Quantitative cell death ELISA. Parental, vector control, and TβRII stable clones were serum starved and treated with either TGF-β1 (5 or 10 ng ml⁻¹) or 1 μM sodium butyrate for 24 h in serum-free media. Cell lysates were analysed by cell death ELISA as described in Materials and methods. Individual data point is a representative of the mean±s.d. of three individual measurements. Each experiment was repeated three times with similar results. ^*P<0.0008, ^**P<0.0001 for all groups in a linear mixed effect model on the log-transformed data.

Figure 7

Stable expression of TβRII decreases tumorigenicity. (A) Restoration of TβRII reduces anchorage-independent growth in VMRC-LCD cells. Parental, vector control, and TβRII stable clones were plated in soft agarose and incubated for 2 weeks. Colonies were counted by automated colony counter and the data are representative of the mean±s.d. of three values determined from individual plates. ^*P<0.005 for all groups was compared to control by Wilcoxon test. (B) Xenograft growth curves of parental, vector control, and TβRII stable clones.

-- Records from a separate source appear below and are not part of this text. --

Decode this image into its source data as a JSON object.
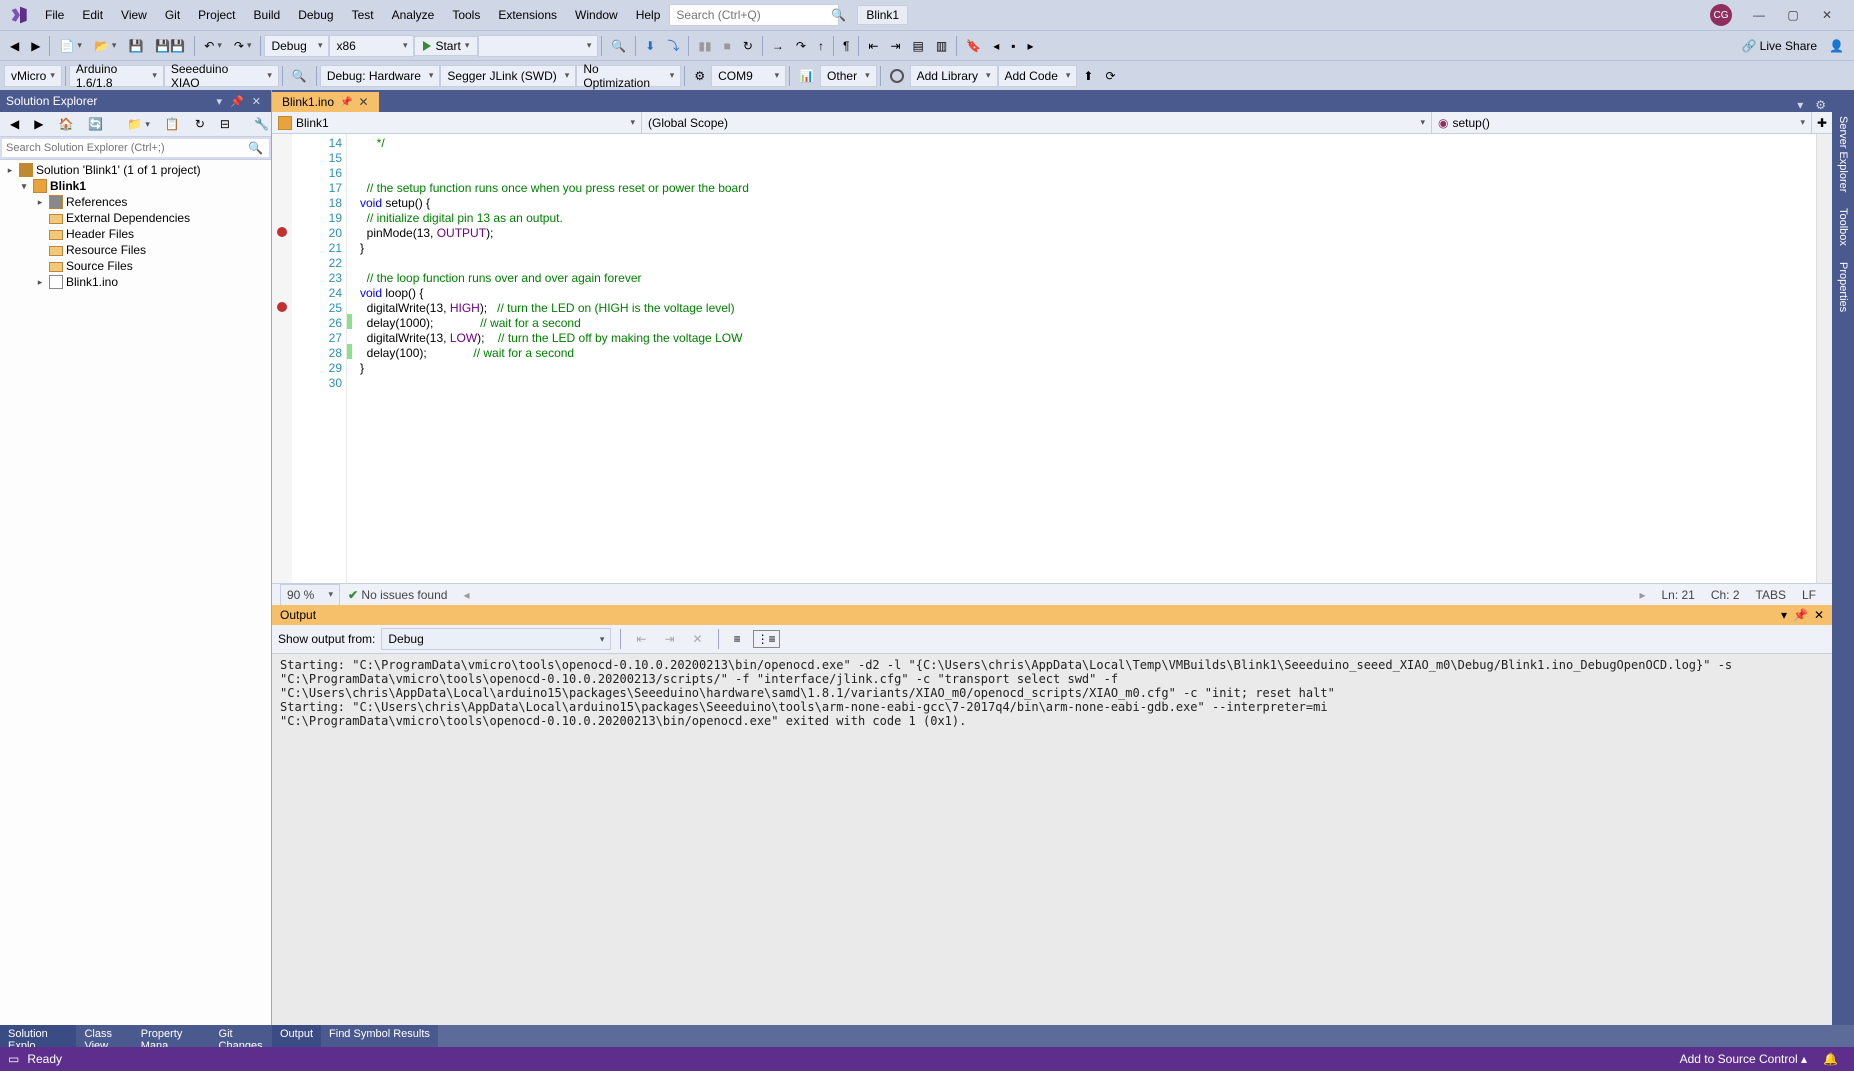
{
  "menu": [
    "File",
    "Edit",
    "View",
    "Git",
    "Project",
    "Build",
    "Debug",
    "Test",
    "Analyze",
    "Tools",
    "Extensions",
    "Window",
    "Help"
  ],
  "search_placeholder": "Search (Ctrl+Q)",
  "app_title": "Blink1",
  "avatar": "CG",
  "live_share": "Live Share",
  "toolbar1": {
    "config": "Debug",
    "platform": "x86",
    "start": "Start"
  },
  "toolbar2": {
    "vmicro": "vMicro",
    "arduino_ver": "Arduino 1.6/1.8",
    "board": "Seeeduino XIAO",
    "debug_mode": "Debug: Hardware",
    "debugger": "Segger JLink (SWD)",
    "optimization": "No Optimization",
    "port": "COM9",
    "other": "Other",
    "add_library": "Add Library",
    "add_code": "Add Code"
  },
  "solution_panel": {
    "title": "Solution Explorer",
    "search_placeholder": "Search Solution Explorer (Ctrl+;)",
    "root": "Solution 'Blink1' (1 of 1 project)",
    "project": "Blink1",
    "nodes": [
      "References",
      "External Dependencies",
      "Header Files",
      "Resource Files",
      "Source Files",
      "Blink1.ino"
    ]
  },
  "editor": {
    "tab": "Blink1.ino",
    "nav_left": "Blink1",
    "nav_mid": "(Global Scope)",
    "nav_right": "setup()",
    "lines": [
      {
        "n": 14,
        "html": "     <span class='c-com'>*/</span>"
      },
      {
        "n": 15,
        "html": ""
      },
      {
        "n": 16,
        "html": ""
      },
      {
        "n": 17,
        "html": "  <span class='c-com'>// the setup function runs once when you press reset or power the board</span>"
      },
      {
        "n": 18,
        "html": "<span class='c-kw'>void</span> setup() {"
      },
      {
        "n": 19,
        "html": "  <span class='c-com'>// initialize digital pin 13 as an output.</span>"
      },
      {
        "n": 20,
        "html": "  pinMode(13, <span class='c-const'>OUTPUT</span>);",
        "bp": true
      },
      {
        "n": 21,
        "html": "}"
      },
      {
        "n": 22,
        "html": ""
      },
      {
        "n": 23,
        "html": "  <span class='c-com'>// the loop function runs over and over again forever</span>"
      },
      {
        "n": 24,
        "html": "<span class='c-kw'>void</span> loop() {"
      },
      {
        "n": 25,
        "html": "  digitalWrite(13, <span class='c-const'>HIGH</span>);   <span class='c-com'>// turn the LED on (HIGH is the voltage level)</span>",
        "bp": true
      },
      {
        "n": 26,
        "html": "  delay(1000);              <span class='c-com'>// wait for a second</span>",
        "mark": true
      },
      {
        "n": 27,
        "html": "  digitalWrite(13, <span class='c-const'>LOW</span>);    <span class='c-com'>// turn the LED off by making the voltage LOW</span>"
      },
      {
        "n": 28,
        "html": "  delay(100);              <span class='c-com'>// wait for a second</span>",
        "mark": true
      },
      {
        "n": 29,
        "html": "}"
      },
      {
        "n": 30,
        "html": ""
      }
    ],
    "zoom": "90 %",
    "issues": "No issues found",
    "pos_ln": "Ln: 21",
    "pos_ch": "Ch: 2",
    "tabs_ind": "TABS",
    "lf": "LF"
  },
  "output": {
    "title": "Output",
    "show_label": "Show output from:",
    "source": "Debug",
    "text": "Starting: \"C:\\ProgramData\\vmicro\\tools\\openocd-0.10.0.20200213\\bin/openocd.exe\" -d2 -l \"{C:\\Users\\chris\\AppData\\Local\\Temp\\VMBuilds\\Blink1\\Seeeduino_seeed_XIAO_m0\\Debug/Blink1.ino_DebugOpenOCD.log}\" -s \"C:\\ProgramData\\vmicro\\tools\\openocd-0.10.0.20200213/scripts/\" -f \"interface/jlink.cfg\" -c \"transport select swd\" -f \"C:\\Users\\chris\\AppData\\Local\\arduino15\\packages\\Seeeduino\\hardware\\samd\\1.8.1/variants/XIAO_m0/openocd_scripts/XIAO_m0.cfg\" -c \"init; reset halt\"\nStarting: \"C:\\Users\\chris\\AppData\\Local\\arduino15\\packages\\Seeeduino\\tools\\arm-none-eabi-gcc\\7-2017q4/bin\\arm-none-eabi-gdb.exe\" --interpreter=mi\n\"C:\\ProgramData\\vmicro\\tools\\openocd-0.10.0.20200213\\bin/openocd.exe\" exited with code 1 (0x1).\n"
  },
  "bottom_tabs_left": [
    "Solution Explo…",
    "Class View",
    "Property Mana…",
    "Git Changes"
  ],
  "bottom_tabs_right": [
    "Output",
    "Find Symbol Results"
  ],
  "right_rail": [
    "Server Explorer",
    "Toolbox",
    "Properties"
  ],
  "statusbar": {
    "ready": "Ready",
    "source_control": "Add to Source Control"
  }
}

Cells (5 × 10⁶) from each pool were subcutaneously injected to the athymic nude mice. Tumours were measured externally on the indicated days in two dimensions using slide calipers. Tumour volume was determined from the equation: V=(L × W²) × 0.5, where L is length and W is width of the tumour. Each data point represents a mean volume±s.e. of six tumours for each group. ^*P<0.05 for all groups was compared to control by Wilcoxon test.